Advanced Micro Devices Inc returned to profitability in the first quarter as the world’s No. 2 microprocessor maker benefited from a strengthening computer market.
The company also got a lift from an accounting boost related to the manufacturing division it spun off last year. But more importantly, the quarter’s numbers suggest that AMD is being helped by broad trends that could lift many kinds of technology suppliers.
This week, AMD’s main rival in the business of selling the chips that are the “brains” of computers, Intel Corp, said that its first-quarter profit nearly quadrupled.
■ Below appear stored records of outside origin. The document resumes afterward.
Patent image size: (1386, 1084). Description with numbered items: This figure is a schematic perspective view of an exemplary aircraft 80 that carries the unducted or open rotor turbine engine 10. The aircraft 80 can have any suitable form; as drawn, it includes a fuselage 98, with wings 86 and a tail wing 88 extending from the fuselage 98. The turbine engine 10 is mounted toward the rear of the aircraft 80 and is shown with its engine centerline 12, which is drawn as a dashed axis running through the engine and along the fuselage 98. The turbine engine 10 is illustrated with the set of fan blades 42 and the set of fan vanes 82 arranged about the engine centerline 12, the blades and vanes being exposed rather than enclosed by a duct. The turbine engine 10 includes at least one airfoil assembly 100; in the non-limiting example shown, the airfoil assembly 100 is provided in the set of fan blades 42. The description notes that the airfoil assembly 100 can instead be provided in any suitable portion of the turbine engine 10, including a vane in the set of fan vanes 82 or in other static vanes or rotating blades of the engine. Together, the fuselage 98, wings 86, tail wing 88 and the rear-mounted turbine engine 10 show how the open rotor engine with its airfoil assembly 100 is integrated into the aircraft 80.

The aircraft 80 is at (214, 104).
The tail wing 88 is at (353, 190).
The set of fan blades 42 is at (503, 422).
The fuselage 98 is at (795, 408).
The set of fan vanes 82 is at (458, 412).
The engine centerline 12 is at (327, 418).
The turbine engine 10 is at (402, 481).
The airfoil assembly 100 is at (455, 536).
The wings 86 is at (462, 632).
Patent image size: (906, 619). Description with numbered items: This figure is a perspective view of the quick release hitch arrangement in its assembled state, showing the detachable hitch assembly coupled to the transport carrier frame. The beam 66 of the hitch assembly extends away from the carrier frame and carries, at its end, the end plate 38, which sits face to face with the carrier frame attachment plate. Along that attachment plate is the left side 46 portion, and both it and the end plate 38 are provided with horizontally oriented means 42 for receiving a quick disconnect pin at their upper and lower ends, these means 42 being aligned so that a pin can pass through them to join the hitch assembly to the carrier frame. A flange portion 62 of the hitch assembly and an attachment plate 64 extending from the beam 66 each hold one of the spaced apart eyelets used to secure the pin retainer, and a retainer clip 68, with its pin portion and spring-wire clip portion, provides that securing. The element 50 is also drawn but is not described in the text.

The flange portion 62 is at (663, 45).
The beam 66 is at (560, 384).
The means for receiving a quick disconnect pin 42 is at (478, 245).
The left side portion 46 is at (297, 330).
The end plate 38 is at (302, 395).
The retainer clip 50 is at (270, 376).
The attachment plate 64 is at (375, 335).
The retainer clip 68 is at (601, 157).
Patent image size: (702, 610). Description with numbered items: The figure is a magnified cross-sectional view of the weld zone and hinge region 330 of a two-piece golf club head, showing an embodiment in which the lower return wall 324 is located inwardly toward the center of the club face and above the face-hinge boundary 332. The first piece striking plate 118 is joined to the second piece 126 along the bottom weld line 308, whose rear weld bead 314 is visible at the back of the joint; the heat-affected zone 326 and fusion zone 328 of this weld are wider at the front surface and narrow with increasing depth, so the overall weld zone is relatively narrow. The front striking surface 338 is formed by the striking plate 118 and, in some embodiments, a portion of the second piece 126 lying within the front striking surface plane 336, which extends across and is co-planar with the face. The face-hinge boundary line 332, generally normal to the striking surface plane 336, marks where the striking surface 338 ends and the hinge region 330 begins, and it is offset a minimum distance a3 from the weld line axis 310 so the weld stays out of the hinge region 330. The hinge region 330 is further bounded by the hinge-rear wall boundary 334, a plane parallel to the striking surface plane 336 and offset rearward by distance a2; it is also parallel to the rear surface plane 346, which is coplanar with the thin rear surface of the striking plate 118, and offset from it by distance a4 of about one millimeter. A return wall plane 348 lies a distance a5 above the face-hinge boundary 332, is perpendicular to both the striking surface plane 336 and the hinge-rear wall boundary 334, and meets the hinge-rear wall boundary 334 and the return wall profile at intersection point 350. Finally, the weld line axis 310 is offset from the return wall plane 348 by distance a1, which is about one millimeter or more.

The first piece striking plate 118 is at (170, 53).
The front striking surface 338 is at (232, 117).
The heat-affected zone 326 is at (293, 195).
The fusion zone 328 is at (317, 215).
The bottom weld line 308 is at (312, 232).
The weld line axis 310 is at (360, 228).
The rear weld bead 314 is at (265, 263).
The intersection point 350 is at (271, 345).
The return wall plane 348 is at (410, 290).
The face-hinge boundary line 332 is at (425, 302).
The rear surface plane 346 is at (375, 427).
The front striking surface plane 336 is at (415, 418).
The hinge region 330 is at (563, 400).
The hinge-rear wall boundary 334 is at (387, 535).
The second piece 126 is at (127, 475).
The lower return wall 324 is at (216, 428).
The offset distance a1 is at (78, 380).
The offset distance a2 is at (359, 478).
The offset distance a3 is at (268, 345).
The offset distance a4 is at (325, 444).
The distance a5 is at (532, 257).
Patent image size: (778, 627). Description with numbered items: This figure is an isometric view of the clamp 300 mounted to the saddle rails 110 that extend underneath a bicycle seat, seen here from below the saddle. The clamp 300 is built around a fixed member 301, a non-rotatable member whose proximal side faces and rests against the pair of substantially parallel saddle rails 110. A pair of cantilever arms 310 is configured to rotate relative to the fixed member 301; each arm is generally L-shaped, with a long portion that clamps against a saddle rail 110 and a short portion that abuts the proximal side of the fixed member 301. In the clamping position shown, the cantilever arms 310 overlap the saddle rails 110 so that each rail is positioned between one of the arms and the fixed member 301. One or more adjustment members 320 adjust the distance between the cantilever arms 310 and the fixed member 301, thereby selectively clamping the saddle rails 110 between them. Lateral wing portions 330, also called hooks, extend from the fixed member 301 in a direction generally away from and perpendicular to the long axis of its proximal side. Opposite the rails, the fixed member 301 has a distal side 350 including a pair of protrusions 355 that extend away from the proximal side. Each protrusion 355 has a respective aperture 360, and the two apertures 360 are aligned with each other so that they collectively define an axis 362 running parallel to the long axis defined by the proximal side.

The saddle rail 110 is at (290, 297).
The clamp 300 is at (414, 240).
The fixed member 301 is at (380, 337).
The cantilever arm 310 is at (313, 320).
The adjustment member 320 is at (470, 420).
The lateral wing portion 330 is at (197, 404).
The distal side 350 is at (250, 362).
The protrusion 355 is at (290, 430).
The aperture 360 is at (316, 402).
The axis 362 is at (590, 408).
It said consumer demand for laptops and corporate spending on computer servers were strong.
Market research firms IDC and Gartner Inc said personal computer shipments jumped more than 20 percent in the first quarter, which was more than expected.
AMD CEO Dirk Meyer described spending on servers as “pretty healthy” and said on a conference call with analysts that he was optimistic the trend would hold through the rest of the year.
However, he wouldn’t discuss his projections for corporate spending on personal computers, an area that has been slow to recover.
AMD said after the market closed on Thursday that it earned US$257 million, or US$0.35 per share in the first quarter. In the same period last year AMD lost US$416 million, or US$0.66 per share.
Excluding the gain from the manufacturing spinoff, AMD would have earned US$0.09 per share in the most recent quarter. Revenue jumped 34 percent to US$1.57 billion.
The company predicted that revenue would decline from the first to second quarter, in line with seasonal trends.
Analysts were predicting US$1.53 billion in revenue for the second quarter.